Radyolarda Türk müziği çalınmasını yasaklamaya, hatta “Şapka İnkılabı”na karşı çıktı diye adam asmaya kadar varan zorla Batılılaştırma yolu yol değildir.
İnsanların asaletini kafataslarının şeklinde veya damarlarında akan kanda arama yolu yol değildir.
İlahi vahye “Gökten indiği sanılan kitapların dogmaları” demek, sözde Medeni Bilgiler dersinde çocuklara İslam’ın Türkleri uyuttuğu propagandasını yapmak yol değildir.
Kendi heykellerini diktirmek ve şairlere yazarlara kendini “Ey Samsun’da karaya çıkan ilah”, “Atatürk’ün tapkınıyız", “Atatürk ekber!” diye ululatmak yol değildir.
Bana göre değildir.
Herkesin tercihi kendine…
Benim yolum olamaz bu.
Mustafa Kemal’in açtığı yolda, gösterdiği hedefe asla yürümeyeceğime ant içerim ben.’ Öldürücü soru, son darbe gelir ardından; ‘Kemalistlerin çocukları Mustafa Kemal’in çizdiği yola ve gösterdiği hedefe mugayir bir davaya mütemadiyen bağlılık yemini etmeye zorlansa, onların hoşuna gider mi?’

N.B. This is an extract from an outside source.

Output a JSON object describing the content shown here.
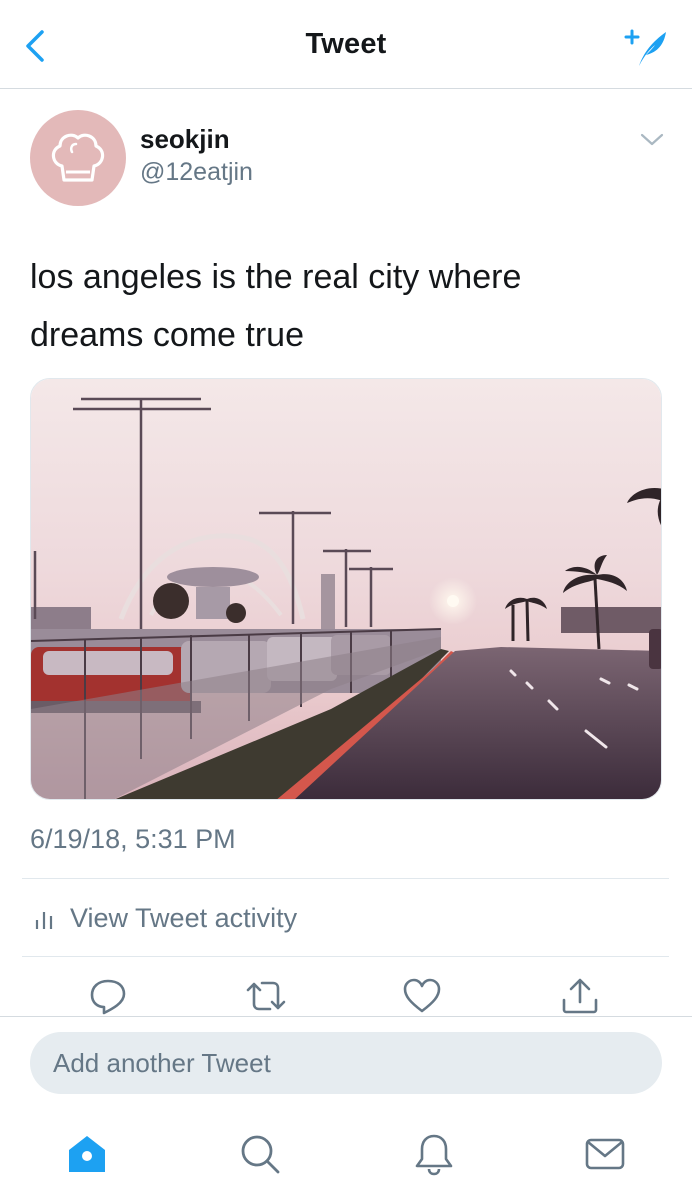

Biz aynı minvalde devam edelim sorular sormaya: Dünyanın hangi ülkesinde hangi milli kahramanı yasalarla koruma altına alınmıştır? Hangi lider kitlesince ‘namaz kılar ama bunu gösteriş olacak diye saklardı, dinimize de çok hizmetlerde bulundu falan filan…’ gibi hezeyanlarla savunulmuştur?

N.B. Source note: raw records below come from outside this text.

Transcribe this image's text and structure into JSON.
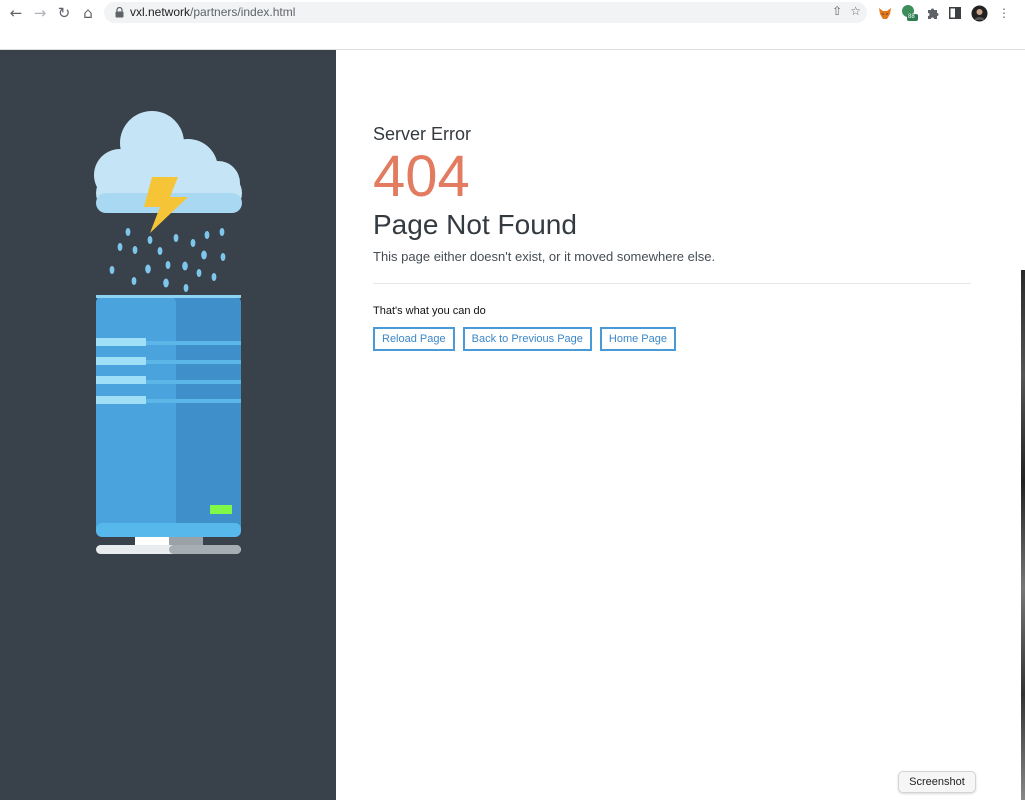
{
  "browser": {
    "url_host": "vxl.network",
    "url_path": "/partners/index.html",
    "back_icon": "arrow-left-icon",
    "forward_icon": "arrow-right-icon",
    "reload_icon": "reload-icon",
    "home_icon": "home-icon",
    "extension_badge": "88"
  },
  "error": {
    "subtitle": "Server Error",
    "code": "404",
    "title": "Page Not Found",
    "description": "This page either doesn't exist, or it moved somewhere else.",
    "actions_heading": "That's what you can do",
    "buttons": {
      "reload": "Reload Page",
      "back": "Back to Previous Page",
      "home": "Home Page"
    }
  },
  "overlay": {
    "screenshot_label": "Screenshot"
  },
  "colors": {
    "left_panel": "#39424b",
    "error_code": "#e27b5f",
    "button_border": "#4a9ad7"
  }
}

Evet Mustafa Kamal milli mücadele adına hayırla yâd edilecek/ edilmesi gereken büyük hizmetlerde bulunmuştur, Allah ondan ve silah arkadaşlarından razı olsun. Fakat sonrasında kadim bir milletin dilinden, kutsallarından, gelenek ve göreneklerinden kopartılması marifetiyle tarihleri sömürgeleştirmelerle bezeli, vicdan mefhumundan uzak Batıyı esas alan müsamahasız icraatları, sonrasında başta İsmet İnönü tarafından üst noktalara taşınan inkılâp ve yasaları, Türk’ü Türk yapan ve ismiyle müsemma dinini unutturmak adına yaptıkları aziz millet tarafından asla unutulmamış, bu yolu izleyen siyasi oluşumlara bir daha bu ülkeyi temsil etme ve iktidara gelme şansı verilmemiştir.
Milli marşını yazan Akif’e lâyık görülen eza ve cefalar, Türklüğü ve İslâma hizmeti yeni cumhuriyete taşıyan aziz Osmanlı’nın emaneti hanedan üyelerini dünyanın dört köşesinde sersefil bırakanlar, bu toprakların öz evlâdı koca yürekli Aşık Veysel’i kıyafeti ve köylülüğünden dolayı makama almayanlar, halkı hor görenler ve daha eklenebilecek pek çok hazin vak’a her şeyin üstüne tuz biber ekti.
İçinde zerre kadar vatan sevgisi ve şuuru, inancı olan birinin bunları kabullenmesi ve onaylaması nasıl beklenebilir?
Hasılı dinimizi, Osmanlı’yı, bizi biz yapan aslî kodları koruyup kollayanları/savunanları ne derece yobazlıkla/gericilikle/çağa ayak uyduramamakla, çağın gerisinde kalmakla, eskide yaşamakla itham ederseniz edin biz buyuz ve hep bu yolda varolmak için Rabbimize her daim dua ediyor olacağız. Neyinizle ya da nelerinizle, tüm hünerlerinizle gelirseniz gelin üstümüze daima bir ve diri olacağız,
Ne siz vazgeçersiniz, ne de biz!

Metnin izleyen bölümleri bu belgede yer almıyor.